(1) Delivery dates specified on the order acceptance are given by way of estimate only and in no circumstances shall the Company be liable for any consequential loss arising to the Buyer as a result of the Company’s failure to delivery on the stated date and the Buyer shall not be entitled to reject the Products nor withhold payment by reason of the Company’s failure to meet a delivery date.

(2) The Company reserves the right to delay or suspend deliveries if the Buyer fails to observe the
payment terms in the Conditions of sale if the Buyer fails to supply relevant technical commercial information and the documents to the Company in time to meet the delivery date or fails to obtain any required official or third party consents necessary for execution of delivery.

(3) Any liability of the Company and any agent of the Company shall be excluded in the event of force majeure (which expression shall without prejudice to the foregoing include strikes, lockouts, civil commotion and shortage of materials). If, as a result of force majeure or legislation, decrees of orders of any government or country, the Company shall be prevented from fulfilling its obligations then it may give notice thereof to the Buyer and its obligations under the contract shall be cancelled unless otherwise agreed by the parties.

(4) The Company shall delivery the Products to the Buyer at the address specified on the Buyer’s order. The Product’s are at the Buyer’s risk as soon as they are passed to the carrier, and shall be the Buyer’s responsibility to insure. Costs of carriage will be charged to the Buyer on all orders.

(5) Where under any contract deliveries are postponed by the Buyer such postponement must be in accordance with agreed terms, failing which the Company shall be entitled to delivery the order or such part thereof as has not then been agreed to postponed by the Company and to revise prices charged to the Buyer to take into account any relevant price or cost increases and to make any special charge the Company deems appropriate relating to costs incurred by postponed delivery.

(6) The Company shall at all times have the right to make delivery of the Products by one or more instalments, and to invoice each delivery separately.

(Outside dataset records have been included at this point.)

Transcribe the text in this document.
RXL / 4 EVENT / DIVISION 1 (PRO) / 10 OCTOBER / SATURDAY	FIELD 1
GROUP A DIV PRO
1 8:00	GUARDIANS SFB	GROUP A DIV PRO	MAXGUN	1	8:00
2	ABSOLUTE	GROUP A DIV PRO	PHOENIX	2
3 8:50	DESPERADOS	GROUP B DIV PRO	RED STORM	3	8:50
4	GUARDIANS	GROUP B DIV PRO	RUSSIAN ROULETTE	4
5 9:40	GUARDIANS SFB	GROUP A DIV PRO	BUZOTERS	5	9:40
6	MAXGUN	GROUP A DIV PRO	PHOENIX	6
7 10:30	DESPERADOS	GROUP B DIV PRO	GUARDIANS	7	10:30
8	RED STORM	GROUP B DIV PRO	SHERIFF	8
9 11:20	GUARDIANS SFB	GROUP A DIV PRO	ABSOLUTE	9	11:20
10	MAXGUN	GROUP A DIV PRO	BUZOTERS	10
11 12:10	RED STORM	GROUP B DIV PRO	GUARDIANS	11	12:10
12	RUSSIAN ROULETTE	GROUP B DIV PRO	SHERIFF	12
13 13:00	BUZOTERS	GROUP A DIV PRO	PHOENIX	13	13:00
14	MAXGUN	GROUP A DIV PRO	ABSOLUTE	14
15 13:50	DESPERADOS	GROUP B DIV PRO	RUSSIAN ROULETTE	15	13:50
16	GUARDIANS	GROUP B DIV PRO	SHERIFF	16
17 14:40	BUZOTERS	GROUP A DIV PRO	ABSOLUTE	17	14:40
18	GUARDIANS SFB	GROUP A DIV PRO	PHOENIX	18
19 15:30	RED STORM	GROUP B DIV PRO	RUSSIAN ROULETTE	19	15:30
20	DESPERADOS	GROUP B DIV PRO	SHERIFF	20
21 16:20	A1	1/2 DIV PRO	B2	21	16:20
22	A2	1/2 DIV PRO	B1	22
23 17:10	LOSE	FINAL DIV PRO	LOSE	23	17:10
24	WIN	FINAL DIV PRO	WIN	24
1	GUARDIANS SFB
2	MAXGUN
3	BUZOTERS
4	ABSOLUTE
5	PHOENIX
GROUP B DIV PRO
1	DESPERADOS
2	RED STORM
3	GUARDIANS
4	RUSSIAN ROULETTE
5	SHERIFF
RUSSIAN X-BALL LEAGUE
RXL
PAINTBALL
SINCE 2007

(7) If the Buyer refuses or fails to take delivery of the Products strictly in accordance with the Contract, the Company shall store Products at the cost and risk of the Buyer for a period of two weeks during which time the Products shall remain available for collection by the Buyer from the place at which they are stored. All costs incurred by the Company as a result of any such refusal or failure to take delivery shall be for the account of the Buyer. If the Buyer fails to take delivery of the Products within the said period of two weeks the Company shall have the right either to require immediate performance of the agreement or to declare the agreement terminated without prejudice to any right to claim damages from the Buyer.

(*) All references to the term “percentage, (s), (%)” are measured in unit/product quantity and not monetary value.


(1) Any claim in respect of defects or shortcomings in the Products supplied must be lodged with the Company in writing within eight days after delivery. The right to such a claim will lapse automatically on the expiry of such period. Slight deviations in colour and/or dimensions or quantities shall under no circumstances be the subject of any such claim. Management of the Company shall reserve the sole right to accept returns outside of the above timeframe at their own discretion.

(2) Any defects found in part of the Products shall not entitle the Buyer to reject or refuse the remaining Products, which are the subject of the Contract.

(3) If the Buyer disposes of the Products to a third party the Buyer shall cease to be entitled to pursue any claim even if the claim was lodged prior to such disposal.

(4) No goods shall be returned to the Company or exchanged by the Company unless the Company has agreed thereto in writing. If Products are returned or exchanges purport to be effected without the Company’s permission, the costs incidental thereto shall be for the account of the Buyer and in such case the Company shall have the right to store the returned Products at the account and risk to the Buyer. The return of the Products to the Company under this clause shall not release the Buyer from
its obligation to make payment thereof unless the Company accepts the existence of a defect by issuing a credit note.

(5) Where the Company accepts liability in respect of a claim for return of the Products its only obligation shall be at its option to make good any shortage or don-delivery and/or as appropriate to replace or repair any Products found to be damaged or defective and/or refund the cost of such Products from the Buyer.

*All non-defective returns accepted by Wicom Systems Ltd are subject to 15% re-stocking fee.

(1) Title to Products shall not pass to the Buyer until payment due under all contracts with the Company has been made in full.

(2) Until such payment the Buyer shall have possession of the Products as the Company’s bailee and shall store the Products in such a way as to enable them to be identified as the Company’s property and shall keep the Products fully insured until payment in full.

(3) Until such payment the Buyer shall be entitled to sell the Products provided it accounts to the Company for the proceeds of sale, which must be paid into a separate bank account.

(4) The Company reserves the right of immediate re-possession of any Products to which it has retained title as aforesaid and for this purpose the Buyer hereby grants an irrevocable right and licence to the Company’s employees and agents to enter upon all or any of its premises with or without vehicles during normal business hours. This right shall continue to subsist notwithstanding the termination of this Agreement for any reason and is without prejudice to any of the Company’s accrued rights hereunder or otherwise.